Como o monstro do dr. Frankenstein, a medida provisória é a criatura que hoje assombra o criador. Ela foi imaginada no primeiro turno da Constituinte quando os parlamentares escreviam uma Carta que então imaginavam para um país parlamentarista. A medida provisória seria então uma ferramenta para um Executivo que seria extensão do Legislativo, um gabinete parlamentar. No segundo turno, a corrente parlamentarista acabou derrotada pelos constituintes que se uniram no chamado Centrão. O país permaneceu presidencialista, mas a medida provisória ficou. E deu um golpe pesado na chamada equipotência entre os poderes.
Com a ferramenta que ganhou, o Poder Executivo – que já era muito forte pela estrutura centralizada da República brasileira – ficou muito mais forte que o Legislativo. E ainda ampliou essa força com as regras – e a falta de regras – criadas para as medidas provisórias.
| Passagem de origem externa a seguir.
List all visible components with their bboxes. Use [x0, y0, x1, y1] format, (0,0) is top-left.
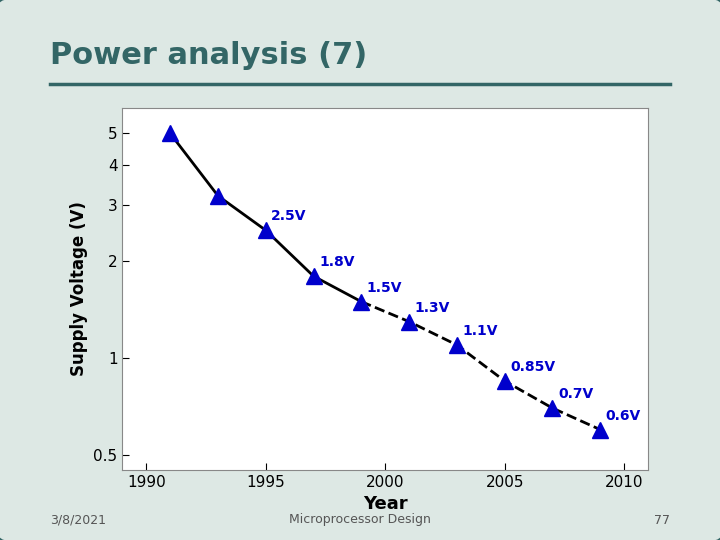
Text: 1.3V: 1.3V [415, 301, 450, 315]
Text: Microprocessor Design: Microprocessor Design [289, 514, 431, 526]
Y-axis label: Supply Voltage (V): Supply Voltage (V) [70, 201, 88, 376]
Text: 2.5V: 2.5V [271, 210, 307, 224]
Text: 3/8/2021: 3/8/2021 [50, 514, 107, 526]
Text: 0.6V: 0.6V [606, 409, 641, 423]
Text: 1.5V: 1.5V [367, 281, 402, 295]
X-axis label: Year: Year [363, 495, 408, 513]
Text: 1.1V: 1.1V [462, 324, 498, 338]
Text: 0.85V: 0.85V [510, 360, 555, 374]
Text: 77: 77 [654, 514, 670, 526]
Text: Power analysis (7): Power analysis (7) [50, 41, 368, 70]
Text: 1.8V: 1.8V [319, 255, 354, 269]
Text: 0.7V: 0.7V [558, 387, 593, 401]
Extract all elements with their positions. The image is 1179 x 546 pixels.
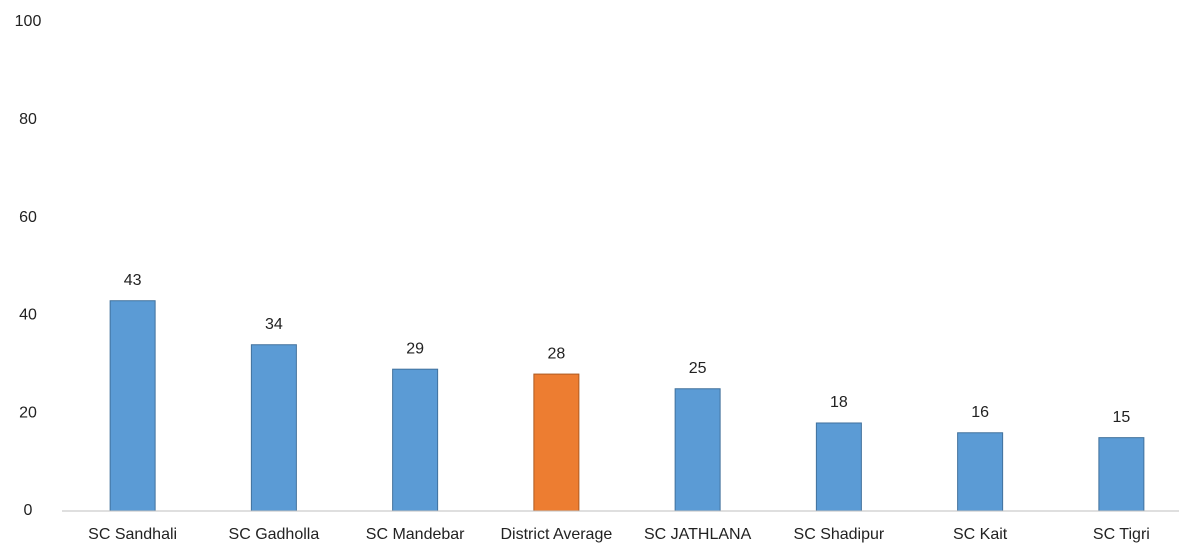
bar bbox=[392, 368, 439, 512]
x-tick-label: SC Tigri bbox=[1093, 526, 1150, 543]
x-tick-label: SC JATHLANA bbox=[644, 526, 752, 543]
bar bbox=[1098, 437, 1145, 512]
bar bbox=[957, 432, 1004, 512]
data-label: 29 bbox=[406, 340, 424, 357]
data-label: 43 bbox=[124, 272, 142, 289]
bar bbox=[250, 344, 297, 512]
y-tick-label: 0 bbox=[24, 502, 33, 519]
data-label: 28 bbox=[547, 345, 565, 362]
x-tick-label: SC Mandebar bbox=[366, 526, 465, 543]
y-tick-label: 60 bbox=[19, 209, 37, 226]
x-tick-label: SC Shadipur bbox=[794, 526, 885, 543]
data-label: 16 bbox=[971, 404, 989, 421]
x-tick-label: SC Gadholla bbox=[229, 526, 320, 543]
y-tick-label: 80 bbox=[19, 111, 37, 128]
x-tick-label: SC Sandhali bbox=[88, 526, 177, 543]
y-tick-label: 20 bbox=[19, 404, 37, 421]
data-label: 25 bbox=[689, 360, 707, 377]
data-label: 18 bbox=[830, 394, 848, 411]
y-tick-label: 100 bbox=[15, 13, 42, 30]
bar bbox=[674, 388, 721, 512]
y-tick-label: 40 bbox=[19, 307, 37, 324]
bar bbox=[533, 373, 580, 512]
x-tick-label: District Average bbox=[501, 526, 613, 543]
bar bbox=[815, 422, 862, 512]
x-tick-label: SC Kait bbox=[953, 526, 1008, 543]
data-label: 15 bbox=[1112, 409, 1130, 426]
data-label: 34 bbox=[265, 316, 283, 333]
bar bbox=[109, 300, 156, 512]
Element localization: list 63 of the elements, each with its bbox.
A medida provisória foi criada para ser uma ferramenta de exceção. Quando houvesse um caso de “urgência e relevância”, o presidente da República lançaria mão dela para fazer valer imediatamente a nova regra necessária. É apenas por causa da sua – em tese – “urgência e relevância” que a medida provisória tem preferência sobre qualquer outro tipo de proposição e tranca a pauta da Câmara e do Senado. Ocorre que, na prática, porém, o governo chutou para o espaço a “urgência e relevância” e faz medidas provisórias às centenas, sobre qualquer tema.
E as pautas da Câmara e do Senado vivem trancadas de MPs que nada têm de urgentes e relevantes. O Congresso bem poderia reagir a derrubar as MPs. O problema é o imbróglio jurídico que tal ato de rebeldia gera. Uma MP passa a valer no momento exato em que é editada. Se cair depois, gera uma imensa confusão jurídica. E é o Congresso quem tem de encontrar uma solução para essa confusão jurídica se optar por derrubar uma MP. Resultado: o Congresso acaba aprovando a imensa maioria das MPs para fugir desse rolo todo.
Era de se esperar que uma MP tratasse de um único tema, “urgente e relevante”. Mas o governo descobriu que a melhor forma de fazer passar alguma coisa polêmica é enfiar como artigo de uma outra MP que, de fato, seja “urgente e relevante” ou trate de alguma coisa que tenha a concordância de todo mundo. Assim, as MPs passaram a chegar tratando dos mais variados temas nos seus artigos. O deputado aprova ações emergenciais contra a seca e pode, desavisadamente, acabar revogando a lei da gravidade.
Já que a MP trata de temas variados, por que não aumentar a sua variedade enxertando emendas com ainda mais outros temas? Também foi o governo quem descobriu esse caminho. Buscou aliados na sua base de sustentação para apadrinhar emendas de interesse do Executivo nas suas próprias MPs! Foi assim que o governo conseguiu passar o Regime Diferenciado de Contratação (RDC) para as obras do PAC. Como emenda a uma medida provisória. Ora, voltando ao argumento de Eduardo Cunha, se o governo faz, por que o deputado não pode fazer também?
E vai assim o Congresso se contentando em virar repartição do governo. Aceitando que as suas chances de alteração do jogo sejam só nas brechas que o próprio Executivo lhes conceder. Até quando?